Women are made to feel 'less than' if they don't have kids. When I tell people how old I am, they usually ask me if I have kids and I say no and this look of utter shock comes on their face. I think most people expect for a black woman my age to have children and they may think something is defective about me because I don't. There is nothing defective with me, I've made a choice and I'm concious of that choice and what it means. But I wasn't planning on having kids to save my marriage or take care of me as an older adult, it bothers me when people have children and the kid is barely out of the womb and they already got it working. Children are a gift from God and should be treated as such. Because I was cognizant of who I was and who I wasn't, I made the best choice for me.
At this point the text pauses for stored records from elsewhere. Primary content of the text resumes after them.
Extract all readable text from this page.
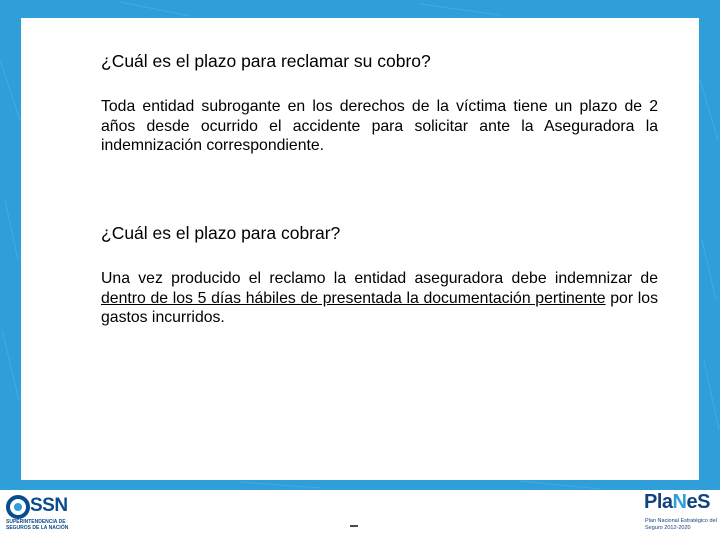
¿Cuál es el plazo para reclamar su cobro?

Toda entidad subrogante en los derechos de la víctima tiene un plazo de 2 años desde ocurrido el accidente para solicitar ante la Aseguradora la indemnización correspondiente.

¿Cuál es el plazo para cobrar?

Una vez producido el reclamo la entidad aseguradora debe indemnizar de dentro de los 5 días hábiles de presentada la documentación pertinente por los gastos incurridos.

SSN
SUPERINTENDENCIA DE SEGUROS DE LA NACIÓN
PlaNeS
Plan Nacional Estratégico del Seguro 2012-2020
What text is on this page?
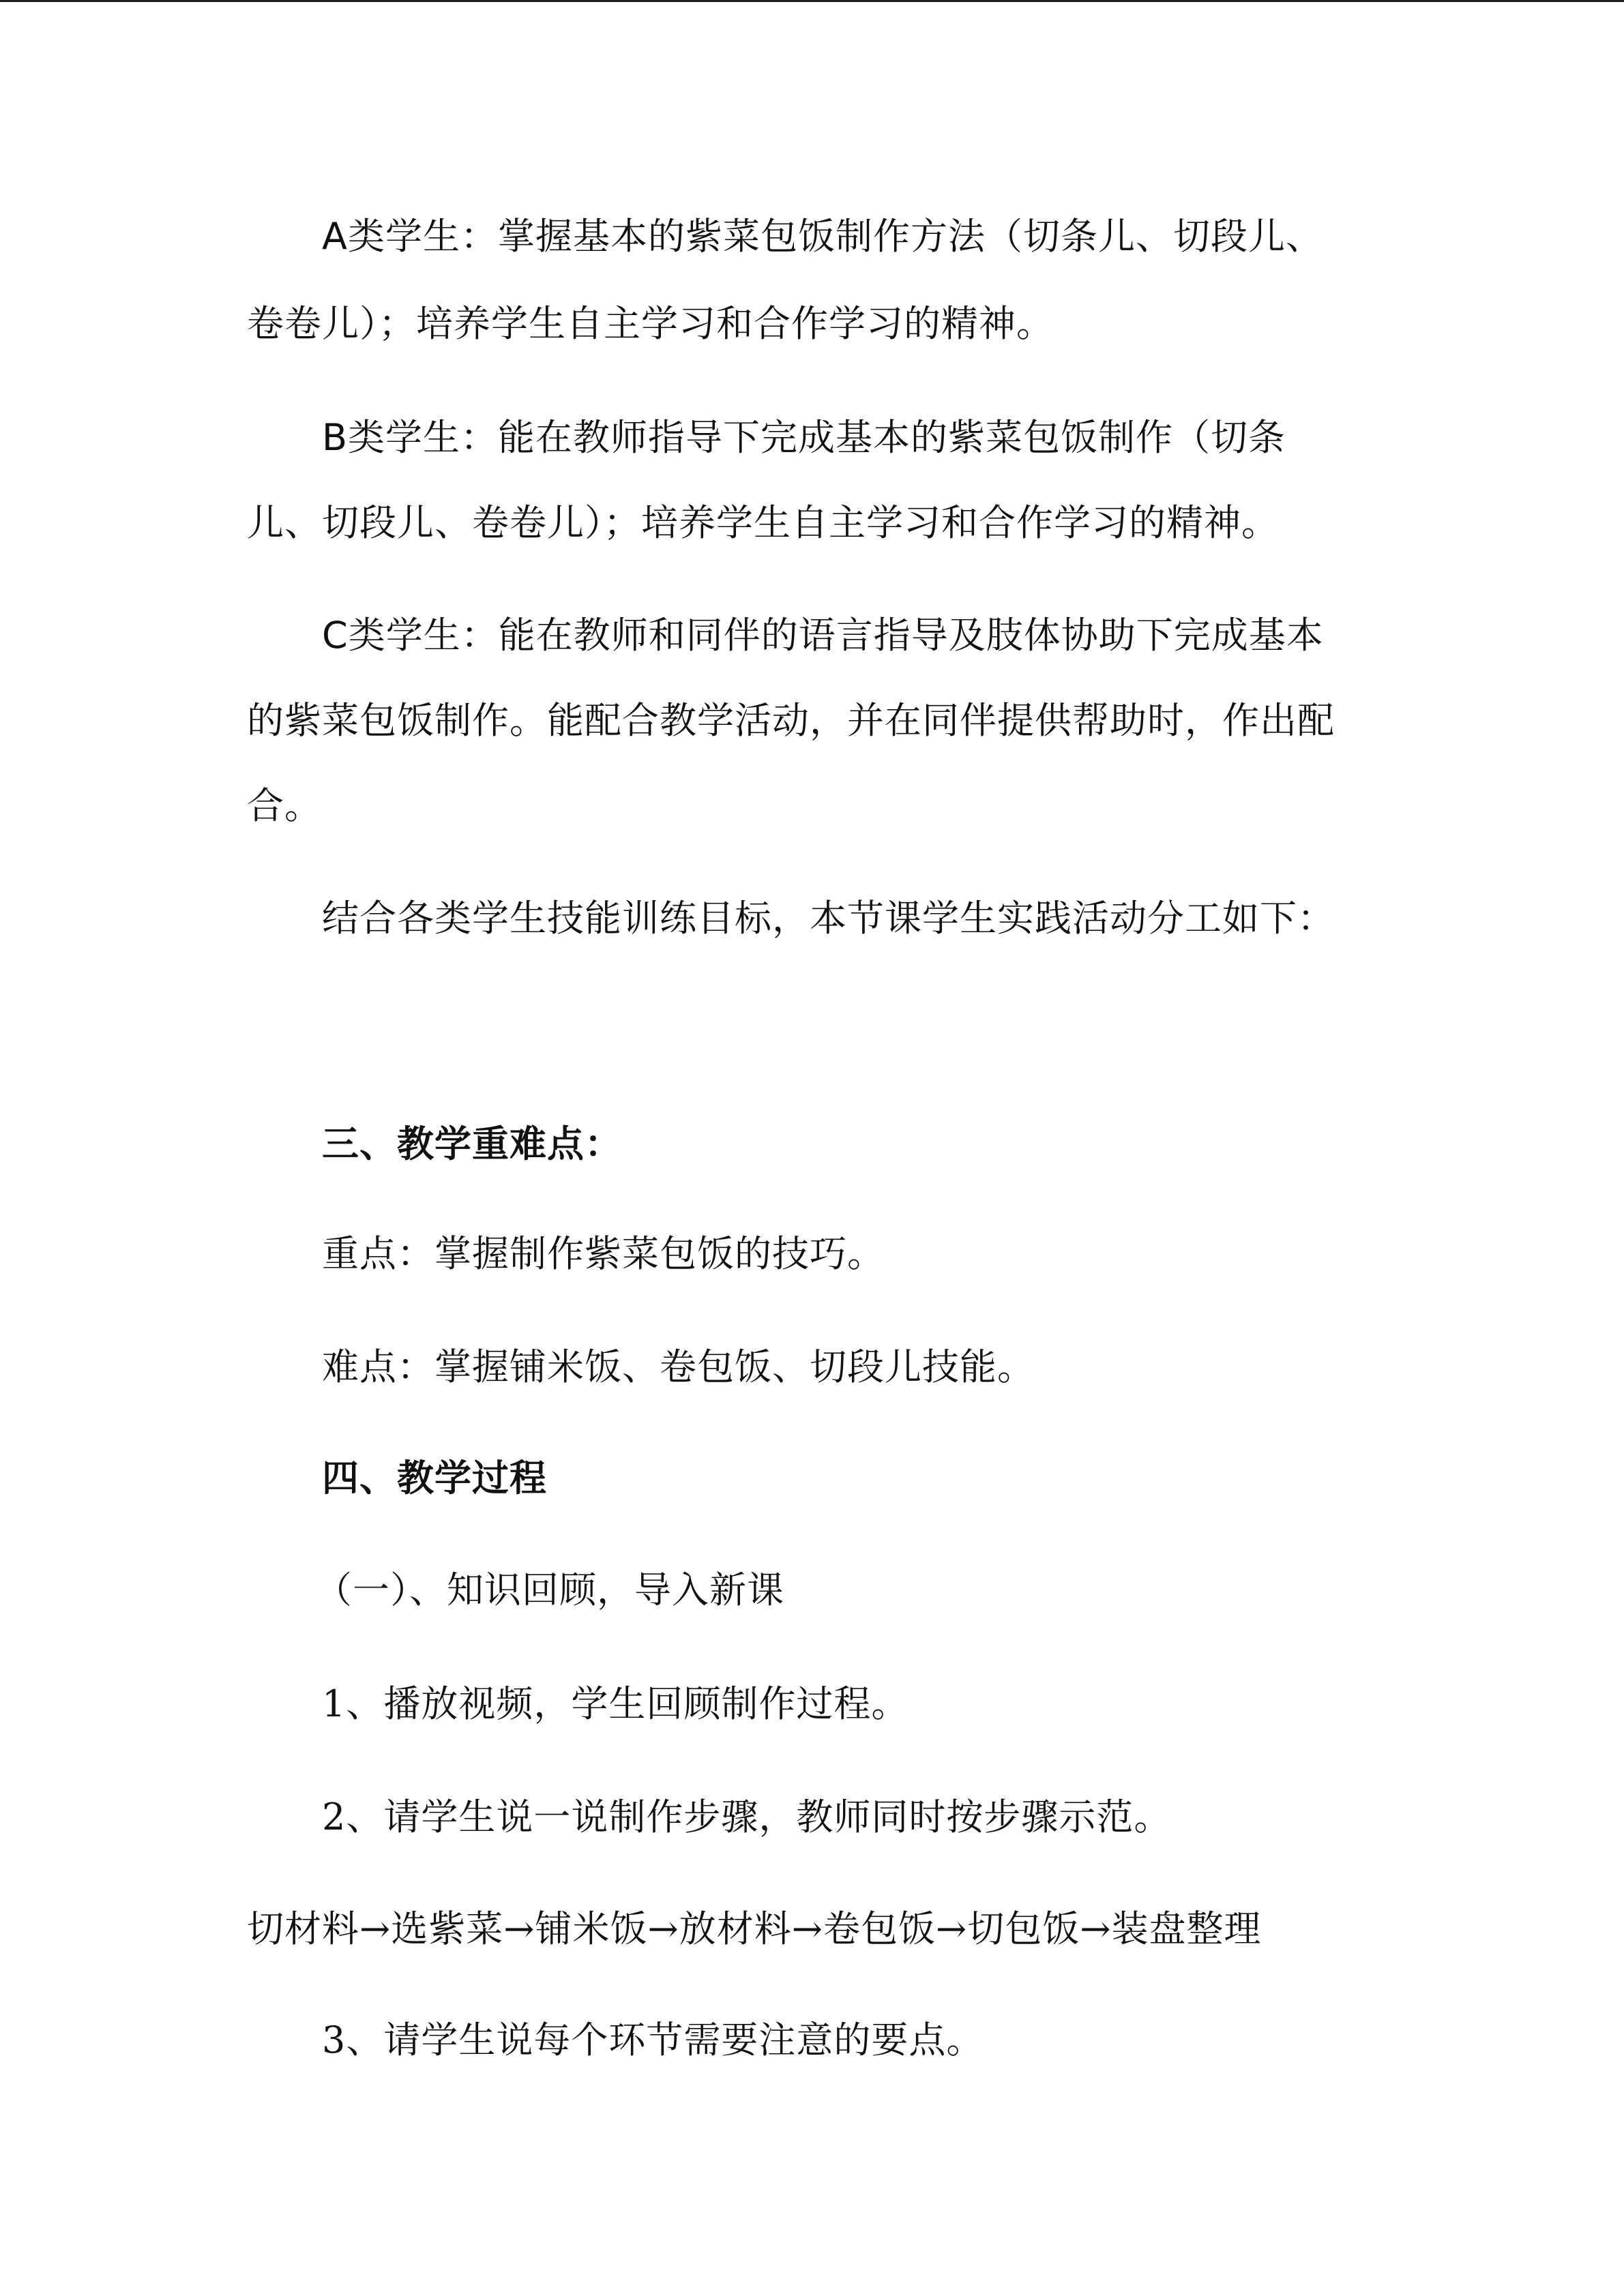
A类学生：掌握基本的紫菜包饭制作方法（切条儿、切段儿、
卷卷儿）；培养学生自主学习和合作学习的精神。
B类学生：能在教师指导下完成基本的紫菜包饭制作（切条
儿、切段儿、卷卷儿）；培养学生自主学习和合作学习的精神。
C类学生：能在教师和同伴的语言指导及肢体协助下完成基本
的紫菜包饭制作。能配合教学活动，并在同伴提供帮助时，作出配
合。
结合各类学生技能训练目标，本节课学生实践活动分工如下：
三、教学重难点：
重点：掌握制作紫菜包饭的技巧。
难点：掌握铺米饭、卷包饭、切段儿技能。
四、教学过程
（一）、知识回顾，导入新课
1、播放视频，学生回顾制作过程。
2、请学生说一说制作步骤，教师同时按步骤示范。
切材料→选紫菜→铺米饭→放材料→卷包饭→切包饭→装盘整理
3、请学生说每个环节需要注意的要点。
It's been said that if you don't want kids, you're not nuturing and men don't like that, eh I call shenanigans on that crap. I nuture my nieces and nephews, they don't have to be your kids for you to nuture them and there is nothing unfeminine about not being a mom. I love my mother, very dearly and I'm always so glad she understands and respects my decision to not be a mother. It's an important job being a parent and I truly respect any person that does it well because it ain't easy. But I'd like respect too because I've chosen a different path, one that suits me and my fiance. I wish more people would think critically as I did in my younger years about becoming parents because it's an important job, anyone can make a baby, it takes real women and men to raise one. It also takes real women and men to decide that it's not a good choice for their lives.